The graph is created in file graph_factory.py. This is the relevant code which defines the graph and then creates a runnable instance:

from langgraph.graph import END, StateGraph

...

workflow = StateGraph(AgentState)
workflow.add_node(AGENT, run_agent)  # LLM
workflow.add_node(ACTION, execute_tools)  # SQL tools
workflow.add_node(EXTRACTION, run_extraction)  # Extraction

workflow.set_entry_point(AGENT)

workflow.add_edge(ACTION, AGENT)
workflow.add_conditional_edges(
    AGENT, should_continue, {"continue": ACTION, "end": EXTRACTION}
)
workflow.add_edge(EXTRACTION, END)

app = workflow.compile()

The workflow is instantiated, the nodes are added as function references. Then the entry point (“AGENT”) is defined. Finally the edges are added; note that here you have two types of edges:

• normal edges
• conditional edges — here you can see that the conditional edge is linked to the function should_continue:

def should_continue(data):
    """Define logic that will be used to determine which conditional edge to go down."""
    if isinstance(data[AGENT_OUTCOME], AgentFinish):
        return "end"
    return "continue"

Conclusion

The SQL Rule Validator works well with ChatGPT 4 (model: gpt-4-1106-preview). We have also tried ChatGPT 3.5, but the generated SQL did not make always sense, even though the agent would not crash or anything like that. It would be really interesting to try it out with other models, like the newly released Llama 3.

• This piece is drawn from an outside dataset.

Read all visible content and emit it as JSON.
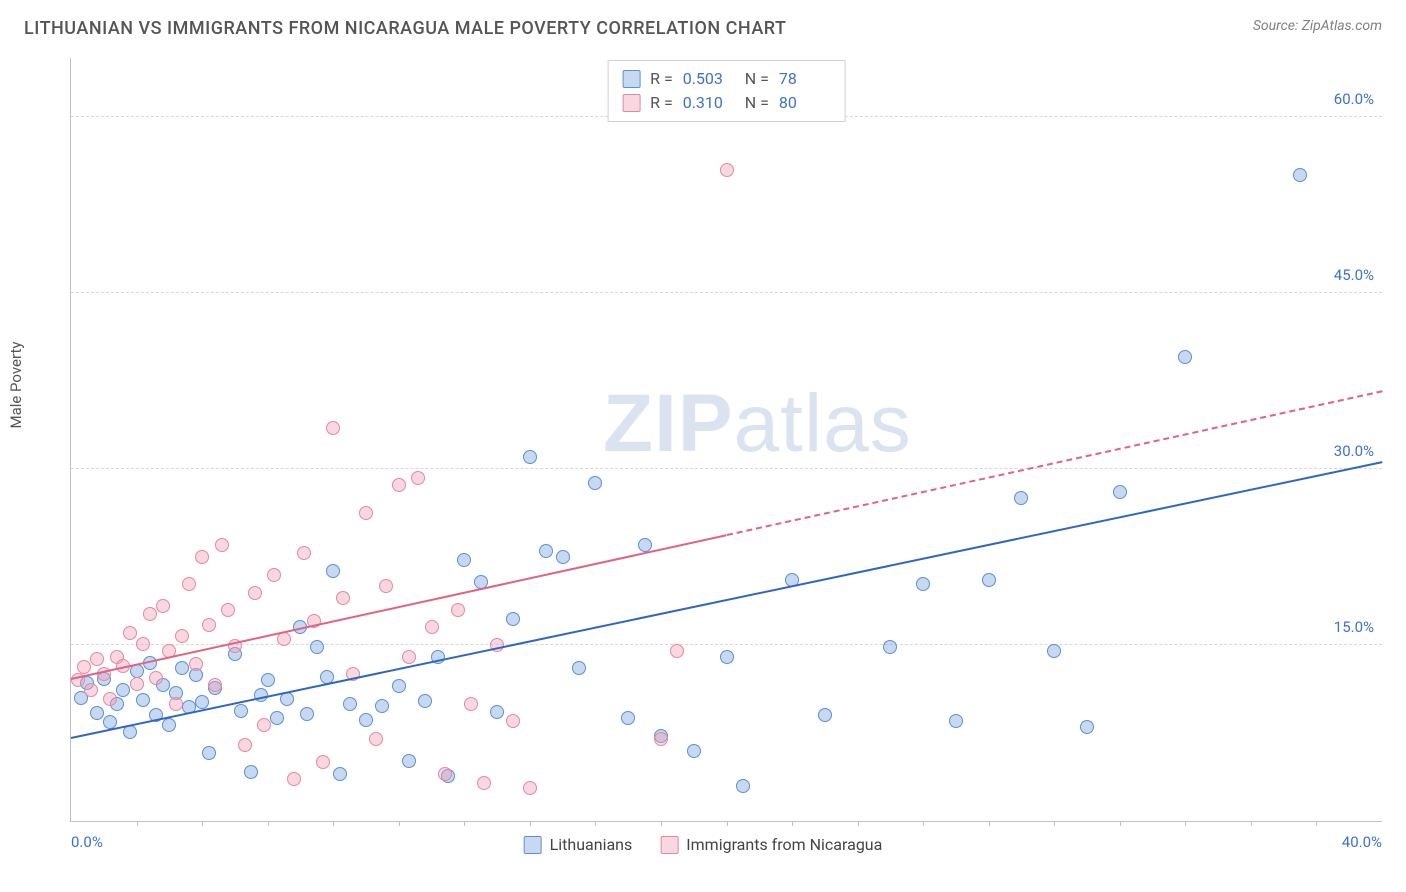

It is also quite interesting to see how the model interacts with the tools and inspects the databases, checks queries and fires them and then analyses errors. We have captured in more details some of the model interactions in this file here.

The SQL Rule Validator barely touches the full potential of LangGraph. You can write complex extremely complex workflows with it, combined with multi-agent interactions in all sorts of topologies — including supervisor agent based topologies, which we are going to explore in the next blog. You should be able to produce similar tools with Autogen and CrewAI. One advantage of LangGraph over these two is its tight integration with the extensive LangChain environment. Another one is the definition of a clearly defined execution graph.

Thank you for reading this story. See you on the next one.